All of your books explore your identity as an American, because you were raised there, and your Ethiopian heritage as well. When your parents moved to the U.S., it was under difficult circumstances. It was a radical break for them. I wonder if you remember the ways that they kept that Ethiopian past alive for you or transmitted it to you?

"They tried to insist that the past was alive. They wanted us to believe and to declare that we were Ethiopian, that we eat Ethiopian food at home and that we perform certain rituals and certain manners of behavior. They were definitely very concerned about that.

"But at the same time, it's hard to transmit a culture just by those declarations... You grow up with a sense that you're supposed to be Ethiopian but your day-to-day life is actually entirely American. It's this idea of having an identity that's split along two halves: one is very immediate, one is very present, one is at your school, and the other one is an abstraction.

"But within that abstraction there are all these emotional ties; there's the relationship you have to your own family, and you know that there are people that have been lost and that you loved when you were very small but you no longer have access to them. So you inherit this strange nostalgia and this longing for a history that is yours and at the same time not yours anymore."

How did you start to tap into that? Was it a personal history you went to? Was it literature? Was it academic history?

"The very first thing was trying to create a family narrative, trying to interview my parents, my grandmother, and my uncles to ask them what happened to them in Ethiopia, what were their lives like prior to the revolution, what happened to them during the revolution, and then trying to create this strange, weird, very disjointed oral family narrative. It was almost like a prelude to wanting to write fiction. You accumulate facts, you accumulate narratives, and you lay them out on a page, and at the same time you're not sure exactly what they mean. Only by writing my first novel were those facts able to mean something to me. I knew the history intimately enough to be able to imagine characters who had lived that history rather than just trying to repeat the history that's been told to me."

In your first novel, The Beautiful Things that Heaven Bears, the characters constantly discuss the coups and the violence in Africa. But they're disconnected from it, talking about names and years. Now, in All Our Names, we witness Isaac in Uganda deteriorate into this immoral revolutionary. Instead of having it be something that's told to us, it happens before our eyes. Do you think that you wouldn't have been able to write that character when you wrote Beautiful Things?

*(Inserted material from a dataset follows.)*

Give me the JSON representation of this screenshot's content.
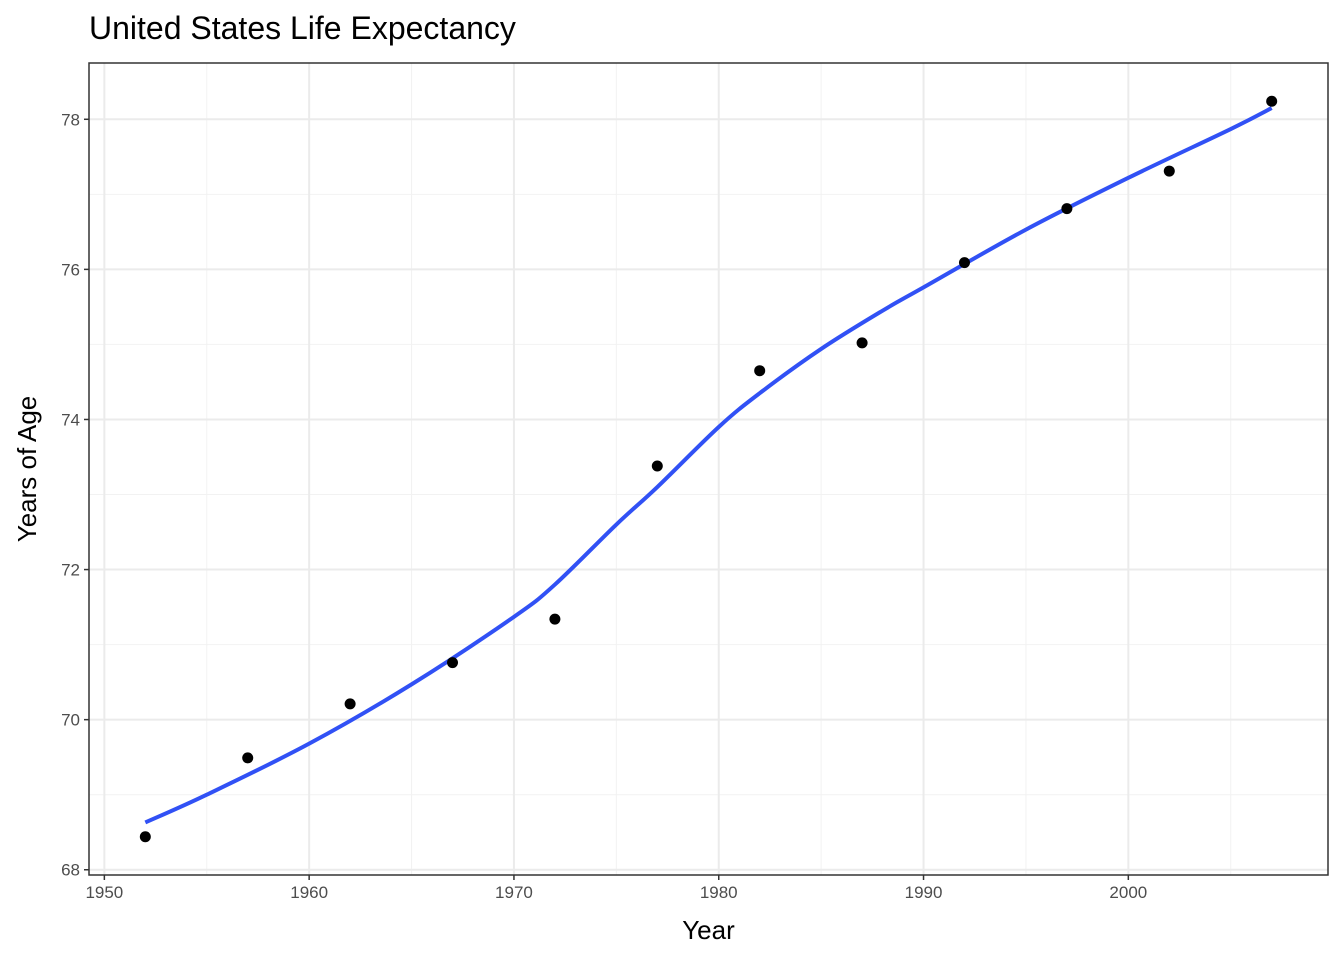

"Oh, definitely. When I wrote those scenes in Beautiful Things, I would spend a lot of time doing research on the history of coups in Africa, and I had all these dates and all these names. Those scenes of characters naming dictators was a frustration -- how does this keep happening? It's probably because of that that I started doing journalism. The first story I wrote was an attempt to do a portrait of one of these revolutionary leaders, to try to figure out what makes this person, how do these characters live and breathe in the world -- not as abstractions, not as caricatures of evil, violent men, but as real human beings. Having done that over the course of several years, I was able to get to a point where I didn't have to write about it from such a great distance. I didn't have to write about it from the point of view of characters who are repeating what they read and what they know intellectually. I can create characters who are definitely based very closely on people that I've met and people that I've had a chance to interview."

Do you feel like that shift is a progress in a way? That now you've been able to capture more of a truth?

"I've been able to cover another side. You know, there are multiple facets to how these narratives are experienced. The narrative of the experience of people in the diaspora is one narrative and the narrative of people who are actually living in Africa and watching these events happen to them is another one. Part of what you try to do is cobble together as many different variations on those narratives as you can so it's no longer just one single story, one particular perspective, but a multitude of voices."